Como uma forma de responder às pressões das familiares organizadas, a Assembleia Legislativa de São Paulo (Alesp) aprovou, em 2013, a Lei 14.981, que estabelece o 12 de maio como o “Dia Mães de Maio”. A atuação do mesmo Estado que reconhece a data como de luto, no entanto, é marcada ao longo desses 16 anos por arquivamentos, investigações inconclusas e a criminalização das mães dos jovens assassinados.
É por isso que o Ministério Público, órgão que tem como função a fiscalização e o controle dos poderes do Estado, está no centro das críticas atuais do movimento Mães de Maio. Nesta sexta-feira (13), será feito um ato em frente à sede do órgão na capital paulista.
“Nós somos vítimas do MP. Eles matam nossos filhos de novo, a cada canetada”, enfatiza Débora Maria da Silva, fundadora do movimento e mãe de Edson Rogério Silva dos Santos, gari assassinado aos 29 anos.
Um dos casos emblemáticas disso a que Débora se refere foi um ofício assinado por dezenas de promotores de justiça poucos dias depois daquela semana sangrenta de 2006. Nele, os representantes do Ministério Público Estadual de São Paulo (MPE-SP) saúdam o Comando Geral da Polícia Militar (PM), afirmando “reconhecer a eficiência” da PM em “reestabelecer a ordem pública”.
Promotora do MP diz que mães são traficantes
Mas as denúncias das familiares das vítimas da violência estatal sobre a atuação do MP ganharam novas camadas recentemente.
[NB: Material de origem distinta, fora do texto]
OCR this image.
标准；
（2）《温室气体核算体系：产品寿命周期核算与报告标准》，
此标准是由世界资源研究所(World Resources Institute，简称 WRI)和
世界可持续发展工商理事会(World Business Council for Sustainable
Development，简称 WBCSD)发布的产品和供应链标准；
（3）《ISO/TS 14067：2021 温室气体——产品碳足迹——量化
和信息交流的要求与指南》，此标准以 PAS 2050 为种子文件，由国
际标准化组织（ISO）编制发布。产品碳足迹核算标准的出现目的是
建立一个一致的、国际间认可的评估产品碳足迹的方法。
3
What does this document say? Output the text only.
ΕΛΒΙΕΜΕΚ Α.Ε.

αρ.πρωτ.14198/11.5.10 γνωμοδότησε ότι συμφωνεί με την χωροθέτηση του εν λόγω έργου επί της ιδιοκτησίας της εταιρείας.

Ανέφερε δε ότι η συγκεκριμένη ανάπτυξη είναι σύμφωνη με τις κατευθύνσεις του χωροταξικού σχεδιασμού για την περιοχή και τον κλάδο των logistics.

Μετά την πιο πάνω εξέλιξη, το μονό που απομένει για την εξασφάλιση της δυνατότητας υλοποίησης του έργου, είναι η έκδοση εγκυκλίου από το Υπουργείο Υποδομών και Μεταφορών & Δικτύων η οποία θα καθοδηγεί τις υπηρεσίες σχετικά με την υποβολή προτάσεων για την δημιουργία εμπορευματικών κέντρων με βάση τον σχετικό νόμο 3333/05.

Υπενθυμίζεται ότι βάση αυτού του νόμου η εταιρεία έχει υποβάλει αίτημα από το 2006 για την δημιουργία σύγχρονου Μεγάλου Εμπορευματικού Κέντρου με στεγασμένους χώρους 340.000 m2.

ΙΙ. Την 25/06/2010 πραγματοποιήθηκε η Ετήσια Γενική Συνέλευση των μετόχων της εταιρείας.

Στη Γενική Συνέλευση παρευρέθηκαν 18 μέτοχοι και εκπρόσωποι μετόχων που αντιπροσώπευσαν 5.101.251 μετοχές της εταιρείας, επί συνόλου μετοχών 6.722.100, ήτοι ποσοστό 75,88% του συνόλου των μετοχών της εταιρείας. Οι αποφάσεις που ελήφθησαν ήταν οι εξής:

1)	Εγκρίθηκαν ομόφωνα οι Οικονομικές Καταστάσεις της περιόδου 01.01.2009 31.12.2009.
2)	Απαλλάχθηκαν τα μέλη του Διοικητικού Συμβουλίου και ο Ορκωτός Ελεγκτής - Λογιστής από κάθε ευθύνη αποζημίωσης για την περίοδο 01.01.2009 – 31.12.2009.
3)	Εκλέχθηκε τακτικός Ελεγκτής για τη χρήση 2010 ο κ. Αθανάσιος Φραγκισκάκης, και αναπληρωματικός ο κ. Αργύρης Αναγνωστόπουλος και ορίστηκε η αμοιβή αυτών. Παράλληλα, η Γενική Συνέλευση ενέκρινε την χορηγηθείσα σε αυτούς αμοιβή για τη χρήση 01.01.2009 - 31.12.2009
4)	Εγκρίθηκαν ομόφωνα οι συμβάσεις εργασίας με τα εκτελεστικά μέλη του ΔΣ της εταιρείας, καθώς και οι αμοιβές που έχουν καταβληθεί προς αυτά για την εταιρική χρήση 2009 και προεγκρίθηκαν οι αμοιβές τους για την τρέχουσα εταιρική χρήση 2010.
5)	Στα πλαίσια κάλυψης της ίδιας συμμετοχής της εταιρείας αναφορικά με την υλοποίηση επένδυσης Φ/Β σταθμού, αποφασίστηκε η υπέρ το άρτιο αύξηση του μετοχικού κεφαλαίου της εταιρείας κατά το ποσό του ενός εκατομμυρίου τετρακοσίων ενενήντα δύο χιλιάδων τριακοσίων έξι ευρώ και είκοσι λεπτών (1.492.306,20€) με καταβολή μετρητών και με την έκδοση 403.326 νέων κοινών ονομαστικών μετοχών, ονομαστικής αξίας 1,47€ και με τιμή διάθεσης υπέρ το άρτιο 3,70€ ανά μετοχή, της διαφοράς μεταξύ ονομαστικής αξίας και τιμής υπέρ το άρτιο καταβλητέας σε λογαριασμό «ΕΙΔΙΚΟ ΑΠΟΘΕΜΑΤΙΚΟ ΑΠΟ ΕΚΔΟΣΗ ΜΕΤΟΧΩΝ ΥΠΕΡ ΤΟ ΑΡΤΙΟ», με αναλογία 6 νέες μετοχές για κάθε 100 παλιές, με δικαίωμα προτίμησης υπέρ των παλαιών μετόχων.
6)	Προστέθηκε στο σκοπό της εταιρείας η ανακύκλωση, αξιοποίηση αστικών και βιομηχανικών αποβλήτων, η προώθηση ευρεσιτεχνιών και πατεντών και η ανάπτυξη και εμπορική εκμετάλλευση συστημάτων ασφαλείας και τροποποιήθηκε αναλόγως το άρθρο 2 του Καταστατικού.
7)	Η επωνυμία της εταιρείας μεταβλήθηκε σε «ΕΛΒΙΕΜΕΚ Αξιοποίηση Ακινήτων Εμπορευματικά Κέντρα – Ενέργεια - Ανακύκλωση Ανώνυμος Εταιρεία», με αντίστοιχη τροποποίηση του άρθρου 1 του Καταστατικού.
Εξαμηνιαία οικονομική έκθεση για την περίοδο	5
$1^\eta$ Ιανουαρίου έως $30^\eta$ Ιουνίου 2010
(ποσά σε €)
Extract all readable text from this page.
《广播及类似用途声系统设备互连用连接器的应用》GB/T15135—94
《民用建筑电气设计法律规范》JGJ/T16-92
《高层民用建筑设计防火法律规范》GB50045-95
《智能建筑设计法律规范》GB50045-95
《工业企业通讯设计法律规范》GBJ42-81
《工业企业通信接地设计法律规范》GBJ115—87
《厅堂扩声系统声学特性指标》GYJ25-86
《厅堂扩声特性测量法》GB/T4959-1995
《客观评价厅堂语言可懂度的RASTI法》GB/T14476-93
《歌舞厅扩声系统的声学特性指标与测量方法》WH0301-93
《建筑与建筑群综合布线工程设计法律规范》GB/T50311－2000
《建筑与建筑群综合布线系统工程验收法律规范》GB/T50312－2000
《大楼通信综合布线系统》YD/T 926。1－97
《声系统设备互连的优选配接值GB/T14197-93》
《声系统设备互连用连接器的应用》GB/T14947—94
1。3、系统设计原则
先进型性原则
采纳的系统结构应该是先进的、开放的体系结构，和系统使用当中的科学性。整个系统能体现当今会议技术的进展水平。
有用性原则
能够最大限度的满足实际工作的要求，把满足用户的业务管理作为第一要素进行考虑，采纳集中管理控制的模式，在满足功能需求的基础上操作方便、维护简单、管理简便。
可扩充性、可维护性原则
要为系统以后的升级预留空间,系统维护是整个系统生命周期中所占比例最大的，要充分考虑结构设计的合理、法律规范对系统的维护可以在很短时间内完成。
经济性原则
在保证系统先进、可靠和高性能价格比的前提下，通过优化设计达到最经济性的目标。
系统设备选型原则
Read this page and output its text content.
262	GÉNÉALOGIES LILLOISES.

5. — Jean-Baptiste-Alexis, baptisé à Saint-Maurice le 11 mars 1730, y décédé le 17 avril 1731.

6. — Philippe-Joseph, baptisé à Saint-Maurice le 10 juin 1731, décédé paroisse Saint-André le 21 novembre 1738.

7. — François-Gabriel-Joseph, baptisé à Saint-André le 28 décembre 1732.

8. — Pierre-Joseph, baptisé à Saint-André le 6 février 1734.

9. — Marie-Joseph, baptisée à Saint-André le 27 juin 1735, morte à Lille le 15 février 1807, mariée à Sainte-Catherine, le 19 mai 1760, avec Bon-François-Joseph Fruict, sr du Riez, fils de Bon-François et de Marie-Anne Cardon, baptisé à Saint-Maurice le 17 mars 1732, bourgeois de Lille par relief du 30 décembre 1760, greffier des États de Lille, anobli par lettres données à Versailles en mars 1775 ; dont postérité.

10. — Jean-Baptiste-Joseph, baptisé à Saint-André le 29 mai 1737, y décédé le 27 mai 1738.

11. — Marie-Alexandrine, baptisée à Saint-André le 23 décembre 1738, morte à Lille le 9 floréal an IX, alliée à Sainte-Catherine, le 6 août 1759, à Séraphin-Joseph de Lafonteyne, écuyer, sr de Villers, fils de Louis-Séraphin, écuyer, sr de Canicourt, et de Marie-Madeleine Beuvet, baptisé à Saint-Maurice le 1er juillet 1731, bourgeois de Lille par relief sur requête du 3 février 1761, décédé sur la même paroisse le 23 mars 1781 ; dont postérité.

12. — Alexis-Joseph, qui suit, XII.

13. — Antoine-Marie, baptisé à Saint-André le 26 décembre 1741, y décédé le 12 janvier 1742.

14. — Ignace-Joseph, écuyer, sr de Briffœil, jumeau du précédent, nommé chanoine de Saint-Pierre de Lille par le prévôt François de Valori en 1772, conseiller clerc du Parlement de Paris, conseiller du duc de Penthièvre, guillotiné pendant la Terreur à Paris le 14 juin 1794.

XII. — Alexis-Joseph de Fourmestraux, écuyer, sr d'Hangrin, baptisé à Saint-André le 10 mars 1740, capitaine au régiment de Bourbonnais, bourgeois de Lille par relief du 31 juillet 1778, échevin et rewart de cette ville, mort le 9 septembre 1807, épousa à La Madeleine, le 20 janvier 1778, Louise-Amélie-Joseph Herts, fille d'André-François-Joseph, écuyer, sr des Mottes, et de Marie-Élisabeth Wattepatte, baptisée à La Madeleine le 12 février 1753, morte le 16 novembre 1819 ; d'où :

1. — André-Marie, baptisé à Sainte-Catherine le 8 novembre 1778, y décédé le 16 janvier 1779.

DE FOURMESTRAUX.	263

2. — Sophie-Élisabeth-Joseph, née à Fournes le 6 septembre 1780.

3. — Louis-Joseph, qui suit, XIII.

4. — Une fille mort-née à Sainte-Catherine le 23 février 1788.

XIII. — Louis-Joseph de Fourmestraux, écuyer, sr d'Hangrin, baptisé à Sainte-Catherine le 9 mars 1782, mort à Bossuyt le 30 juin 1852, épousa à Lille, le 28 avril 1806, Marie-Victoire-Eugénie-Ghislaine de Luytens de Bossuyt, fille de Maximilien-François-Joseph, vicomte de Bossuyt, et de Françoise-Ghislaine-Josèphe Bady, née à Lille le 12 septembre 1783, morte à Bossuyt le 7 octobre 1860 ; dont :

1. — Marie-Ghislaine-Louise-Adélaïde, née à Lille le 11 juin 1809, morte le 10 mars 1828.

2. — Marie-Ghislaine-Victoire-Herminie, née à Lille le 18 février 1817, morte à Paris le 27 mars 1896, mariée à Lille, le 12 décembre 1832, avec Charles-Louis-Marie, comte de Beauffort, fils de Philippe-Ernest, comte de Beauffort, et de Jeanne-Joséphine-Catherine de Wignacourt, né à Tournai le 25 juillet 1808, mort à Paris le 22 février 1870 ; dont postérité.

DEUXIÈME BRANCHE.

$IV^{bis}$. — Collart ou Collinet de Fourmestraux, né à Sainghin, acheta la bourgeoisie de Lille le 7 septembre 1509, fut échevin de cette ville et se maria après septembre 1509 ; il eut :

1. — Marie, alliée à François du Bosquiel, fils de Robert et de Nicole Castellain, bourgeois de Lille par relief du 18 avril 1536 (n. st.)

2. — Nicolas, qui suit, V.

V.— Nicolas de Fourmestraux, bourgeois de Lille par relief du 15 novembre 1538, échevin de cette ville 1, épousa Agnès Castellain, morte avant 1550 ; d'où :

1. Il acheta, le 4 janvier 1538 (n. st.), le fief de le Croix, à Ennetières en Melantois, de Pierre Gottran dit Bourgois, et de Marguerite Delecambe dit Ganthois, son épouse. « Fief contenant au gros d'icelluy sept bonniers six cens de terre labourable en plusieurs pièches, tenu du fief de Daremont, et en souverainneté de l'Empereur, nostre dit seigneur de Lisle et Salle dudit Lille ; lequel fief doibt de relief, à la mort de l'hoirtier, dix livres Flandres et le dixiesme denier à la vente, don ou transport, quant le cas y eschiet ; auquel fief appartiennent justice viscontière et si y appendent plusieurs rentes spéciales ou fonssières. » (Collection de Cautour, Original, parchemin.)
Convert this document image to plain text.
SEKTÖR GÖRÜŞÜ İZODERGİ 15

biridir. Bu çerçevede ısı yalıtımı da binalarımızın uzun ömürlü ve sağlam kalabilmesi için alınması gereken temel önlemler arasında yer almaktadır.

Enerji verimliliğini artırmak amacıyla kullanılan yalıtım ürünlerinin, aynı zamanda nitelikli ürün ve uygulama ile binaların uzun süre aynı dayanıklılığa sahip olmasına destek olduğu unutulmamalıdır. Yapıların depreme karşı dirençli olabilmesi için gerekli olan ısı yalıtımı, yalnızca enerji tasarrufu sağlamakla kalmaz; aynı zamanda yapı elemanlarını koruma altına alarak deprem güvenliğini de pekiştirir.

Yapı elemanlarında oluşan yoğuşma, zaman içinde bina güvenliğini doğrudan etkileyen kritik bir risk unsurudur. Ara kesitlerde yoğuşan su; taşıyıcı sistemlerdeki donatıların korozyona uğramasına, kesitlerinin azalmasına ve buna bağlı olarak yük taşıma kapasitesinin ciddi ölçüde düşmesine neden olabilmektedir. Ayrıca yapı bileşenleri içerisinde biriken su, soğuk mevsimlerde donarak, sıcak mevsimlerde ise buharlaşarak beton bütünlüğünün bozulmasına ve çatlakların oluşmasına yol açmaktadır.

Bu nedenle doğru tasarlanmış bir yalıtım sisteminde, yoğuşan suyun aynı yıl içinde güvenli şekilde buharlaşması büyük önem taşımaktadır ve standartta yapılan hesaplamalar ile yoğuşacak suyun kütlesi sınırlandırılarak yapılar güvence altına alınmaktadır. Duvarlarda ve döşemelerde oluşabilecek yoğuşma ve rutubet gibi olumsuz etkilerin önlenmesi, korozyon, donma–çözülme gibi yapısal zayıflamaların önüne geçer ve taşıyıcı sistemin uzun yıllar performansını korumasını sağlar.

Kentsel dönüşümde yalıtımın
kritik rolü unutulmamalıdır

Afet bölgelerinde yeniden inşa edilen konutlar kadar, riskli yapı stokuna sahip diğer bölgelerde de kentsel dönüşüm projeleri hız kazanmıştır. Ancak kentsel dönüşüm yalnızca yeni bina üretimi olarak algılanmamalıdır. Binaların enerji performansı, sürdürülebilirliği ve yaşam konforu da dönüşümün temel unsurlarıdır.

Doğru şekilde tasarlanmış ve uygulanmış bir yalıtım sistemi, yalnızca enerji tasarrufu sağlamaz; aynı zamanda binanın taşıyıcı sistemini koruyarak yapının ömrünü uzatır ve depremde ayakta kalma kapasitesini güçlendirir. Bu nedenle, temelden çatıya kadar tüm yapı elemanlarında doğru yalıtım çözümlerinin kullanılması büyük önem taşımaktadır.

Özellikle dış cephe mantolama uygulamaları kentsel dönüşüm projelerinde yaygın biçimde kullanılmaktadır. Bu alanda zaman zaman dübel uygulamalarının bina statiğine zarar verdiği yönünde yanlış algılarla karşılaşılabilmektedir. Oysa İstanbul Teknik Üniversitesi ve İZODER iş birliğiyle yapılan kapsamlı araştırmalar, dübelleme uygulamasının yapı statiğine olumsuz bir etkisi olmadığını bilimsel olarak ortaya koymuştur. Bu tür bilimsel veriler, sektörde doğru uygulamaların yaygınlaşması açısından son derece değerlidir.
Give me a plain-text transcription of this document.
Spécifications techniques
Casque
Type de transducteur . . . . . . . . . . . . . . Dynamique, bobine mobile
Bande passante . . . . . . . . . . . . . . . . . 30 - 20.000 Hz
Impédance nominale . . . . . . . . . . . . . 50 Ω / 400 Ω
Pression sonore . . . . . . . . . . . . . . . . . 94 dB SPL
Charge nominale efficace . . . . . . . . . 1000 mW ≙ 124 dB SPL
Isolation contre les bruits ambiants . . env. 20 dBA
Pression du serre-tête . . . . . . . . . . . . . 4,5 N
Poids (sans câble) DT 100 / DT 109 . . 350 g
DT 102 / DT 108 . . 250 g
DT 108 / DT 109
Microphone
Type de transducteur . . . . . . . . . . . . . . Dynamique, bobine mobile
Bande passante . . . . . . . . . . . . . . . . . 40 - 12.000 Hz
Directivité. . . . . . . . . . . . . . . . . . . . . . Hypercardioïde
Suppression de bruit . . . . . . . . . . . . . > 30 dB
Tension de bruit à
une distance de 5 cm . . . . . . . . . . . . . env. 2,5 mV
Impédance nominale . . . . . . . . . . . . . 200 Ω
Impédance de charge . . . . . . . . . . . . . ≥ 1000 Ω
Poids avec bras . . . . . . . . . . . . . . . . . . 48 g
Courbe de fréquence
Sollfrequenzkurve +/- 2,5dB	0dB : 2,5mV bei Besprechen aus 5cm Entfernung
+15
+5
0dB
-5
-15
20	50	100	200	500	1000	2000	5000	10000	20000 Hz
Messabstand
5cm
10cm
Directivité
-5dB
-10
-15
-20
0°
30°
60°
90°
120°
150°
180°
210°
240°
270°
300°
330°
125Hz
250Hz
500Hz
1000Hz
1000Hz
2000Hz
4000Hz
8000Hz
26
Um vídeo em que uma promotora de justiça busca criminalizar o movimento de mães passou a ser usado em tribunais de júri por advogados de policiais acusados de praticar extermínio.
No vídeo em questão, a promotora Ana Maria Frigério Molinari afirma, durante uma audiência, que “após as mortes de seus filhos em maio de 2006”, as mulheres que integram o movimento de direitos humanos “passaram a gerenciar os pontos de vendas de drogas, com o apoio da facção criminosa PCC”. Nas palavras da representante do MP, as “biqueiras” teriam sido herdadas pelas mães dos jovens assassinados.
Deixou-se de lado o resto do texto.